Intel Fields Peak NFC controller (INT339A)
An Intel near-field communication chip that appeared in a narrow set of mid-2010s Intel client devices, such as Cherry Trail-era tablets and laptops, where it was wired up over I2C and discovered by firmware as ACPI device INT339A. It handled short-range contactless features like tap-to-pay or tag reading on those machines.
recommendation
Worth keeping but documenting as legacy because the hardware was tied to a specific 2015-era Intel platform generation and is not shipped in new systems, yet a small number of those laptops and tablets are still in service. Maintenance traffic as recent as 2023 (a Canonical firmware-loading fix) shows the driver is not abandoned, and there is no removal thread in flight, so flagging it as low-use rather than deprecating it is the safer call.
repository signals
sources
- lore.kernel.org
Upstream still took functional maintenance in 2023 for this driver ('nfc: fdp: Add MODULE_FIRMWARE macros'), so it is not abandoned enough for immediate removal.
- cateee.net
LKDDb identifies this as the Intel FDP driver and maps it to ACPI ID INT339A across current kernel series.
- cateee.net
LKDDb shows the transport-specific module fdp_i2c for the same INT339A hardware, indicating a narrow ACPI-enumerated laptop/tablet deployment pattern rather than broad modern designs.
- gitlab.eclipse.org
The original 2015 merge text describes Intel Fields Peak as an ACPI-enumerated NFC solution (INT339A), pointing to a specific mid-2010s platform generation.
- treexy.com
Third-party Windows driver catalog ties ACPI\INT339A to Intel Near Field Communication Device drivers dated 2015, consistent with legacy Cherry Trail-era client hardware rather than new 2025 products.

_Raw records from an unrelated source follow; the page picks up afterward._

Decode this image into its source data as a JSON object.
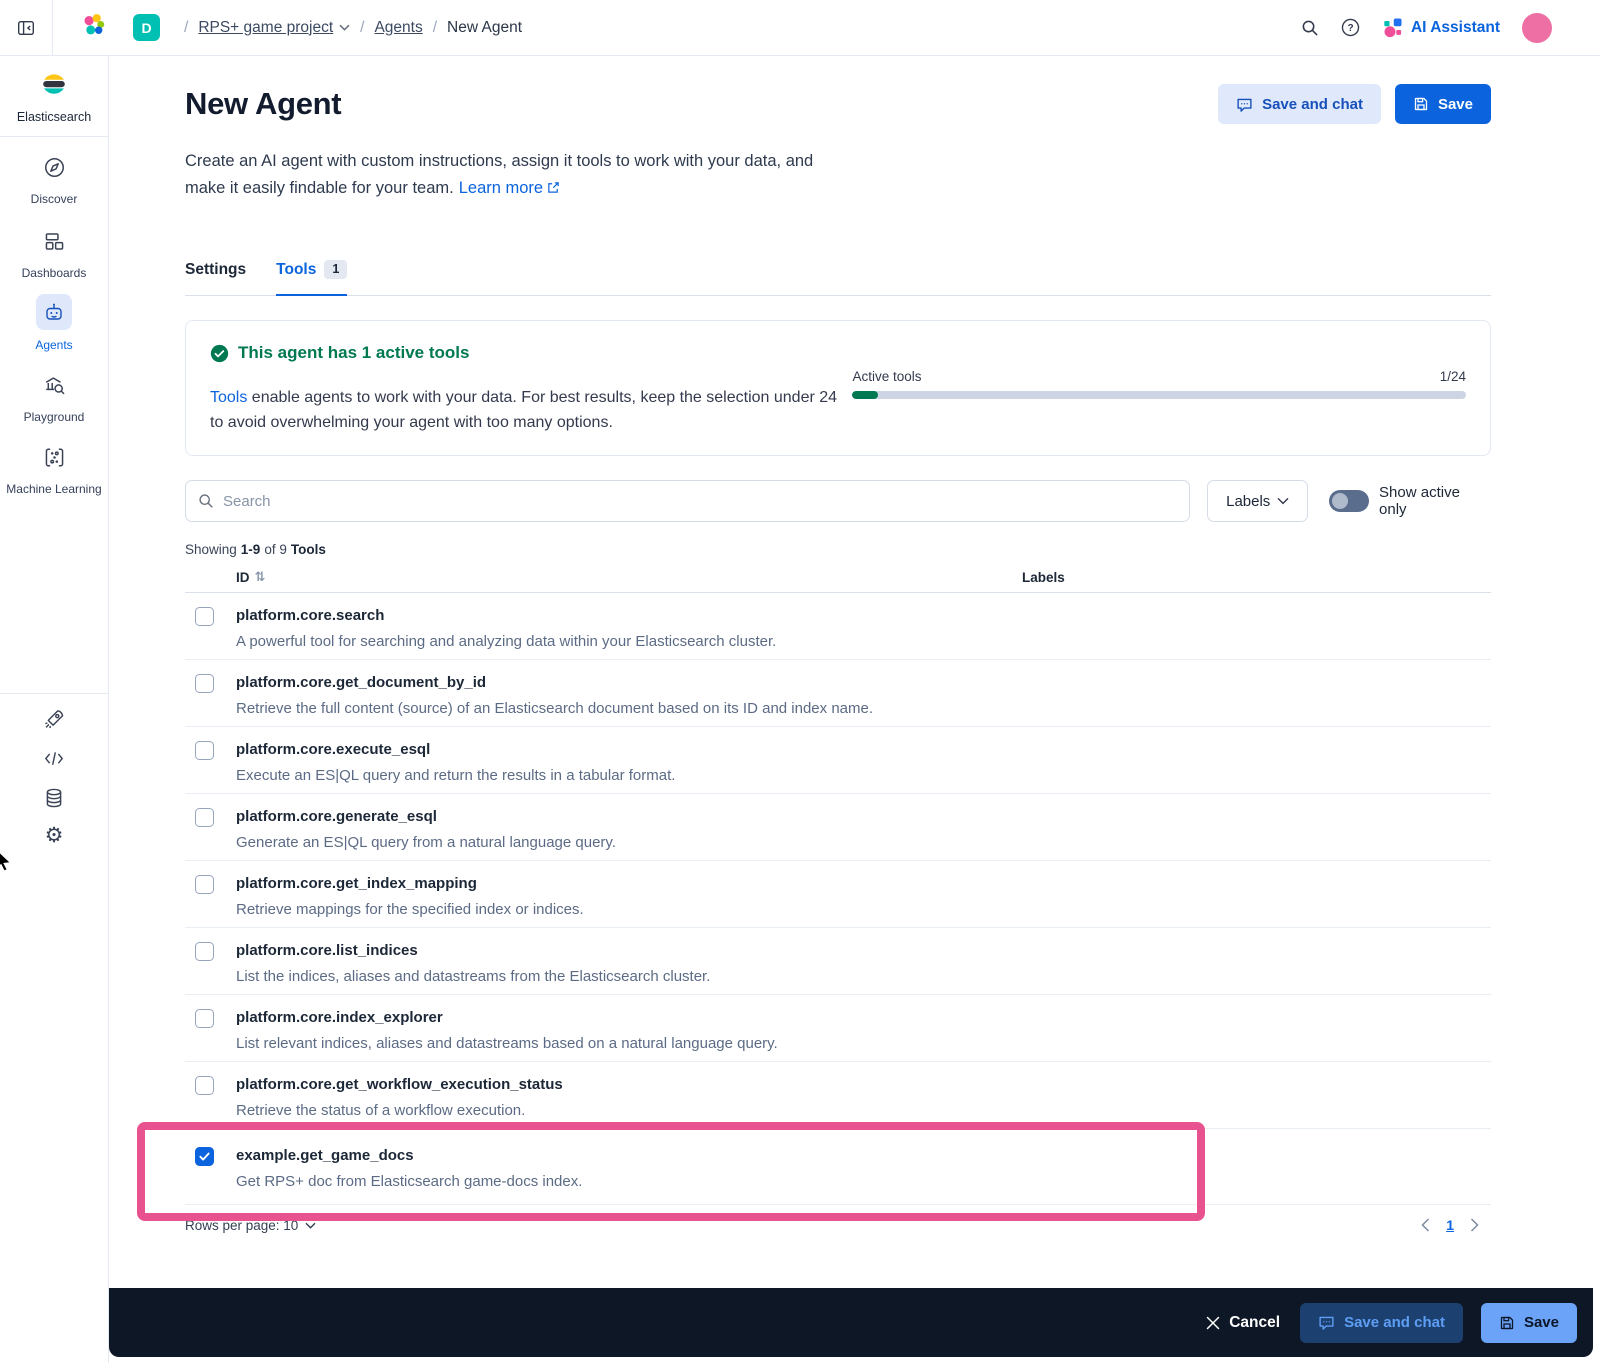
{
  "header": {
    "project_initial": "D",
    "breadcrumb": {
      "project": "RPS+ game project",
      "section": "Agents",
      "page": "New Agent"
    },
    "ai_assistant_label": "AI Assistant"
  },
  "sidebar": {
    "brand": "Elasticsearch",
    "items": [
      {
        "label": "Discover"
      },
      {
        "label": "Dashboards"
      },
      {
        "label": "Agents",
        "active": true
      },
      {
        "label": "Playground"
      },
      {
        "label": "Machine Learning"
      }
    ]
  },
  "page": {
    "title": "New Agent",
    "description_l1": "Create an AI agent with custom instructions, assign it tools to work with your data, and",
    "description_l2": "make it easily findable for your team.",
    "learn_more_label": "Learn more",
    "save_and_chat_label": "Save and chat",
    "save_label": "Save"
  },
  "tabs": {
    "settings_label": "Settings",
    "tools_label": "Tools",
    "tools_count": "1"
  },
  "callout": {
    "title": "This agent has 1 active tools",
    "link_text": "Tools",
    "body_text": " enable agents to work with your data. For best results, keep the selection under 24 to avoid overwhelming your agent with too many options.",
    "progress_label": "Active tools",
    "progress_value": "1/24",
    "progress_percent": 4.2
  },
  "toolbar": {
    "search_placeholder": "Search",
    "labels_label": "Labels",
    "show_active_label": "Show active only"
  },
  "table": {
    "showing": {
      "prefix": "Showing",
      "range": "1-9",
      "mid": "of 9",
      "suffix": "Tools"
    },
    "columns": {
      "id": "ID",
      "labels": "Labels"
    },
    "rows": [
      {
        "id": "platform.core.search",
        "description": "A powerful tool for searching and analyzing data within your Elasticsearch cluster.",
        "checked": false
      },
      {
        "id": "platform.core.get_document_by_id",
        "description": "Retrieve the full content (source) of an Elasticsearch document based on its ID and index name.",
        "checked": false
      },
      {
        "id": "platform.core.execute_esql",
        "description": "Execute an ES|QL query and return the results in a tabular format.",
        "checked": false
      },
      {
        "id": "platform.core.generate_esql",
        "description": "Generate an ES|QL query from a natural language query.",
        "checked": false
      },
      {
        "id": "platform.core.get_index_mapping",
        "description": "Retrieve mappings for the specified index or indices.",
        "checked": false
      },
      {
        "id": "platform.core.list_indices",
        "description": "List the indices, aliases and datastreams from the Elasticsearch cluster.",
        "checked": false
      },
      {
        "id": "platform.core.index_explorer",
        "description": "List relevant indices, aliases and datastreams based on a natural language query.",
        "checked": false
      },
      {
        "id": "platform.core.get_workflow_execution_status",
        "description": "Retrieve the status of a workflow execution.",
        "checked": false
      },
      {
        "id": "example.get_game_docs",
        "description": "Get RPS+ doc from Elasticsearch game-docs index.",
        "checked": true,
        "highlighted": true
      }
    ]
  },
  "pagination": {
    "rows_per_page": "Rows per page: 10",
    "current_page": "1"
  },
  "bottom_bar": {
    "cancel_label": "Cancel",
    "save_and_chat_label": "Save and chat",
    "save_label": "Save"
  },
  "colors": {
    "primary": "#0B64DD",
    "success": "#007852",
    "teal": "#00BFB3",
    "highlight": "#E8538F",
    "bottom_bar": "#0E1726"
  }
}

codex reasoning notes (technical)
Identity came from local source inspection via shell (`Kconfig`, `i2c.c`) showing Intel Fields Peak / ACPI INT339A. Upstream activity came from `lore_file_timeline` on `drivers/nfc/fdp/fdp.c`, which showed bug-fix/stable traffic through 2023 and no removal thread surfaced in the timeline. LKDDb pages were obtained via web search and confirm current kernel support plus the narrow INT339A ACPI binding. The 2015 merge page was obtained via web search and anchors the hardware to a 2015-era Intel client platform. The Treexy page was obtained via web search and is weaker evidence, but its 2015 INT339A Windows driver date supports the inference that new-system sales ended long ago. Overall: legacy client NFC hardware with low present deployments, still worth keeping but annotate as legacy/low-use rather than deprecating for removal.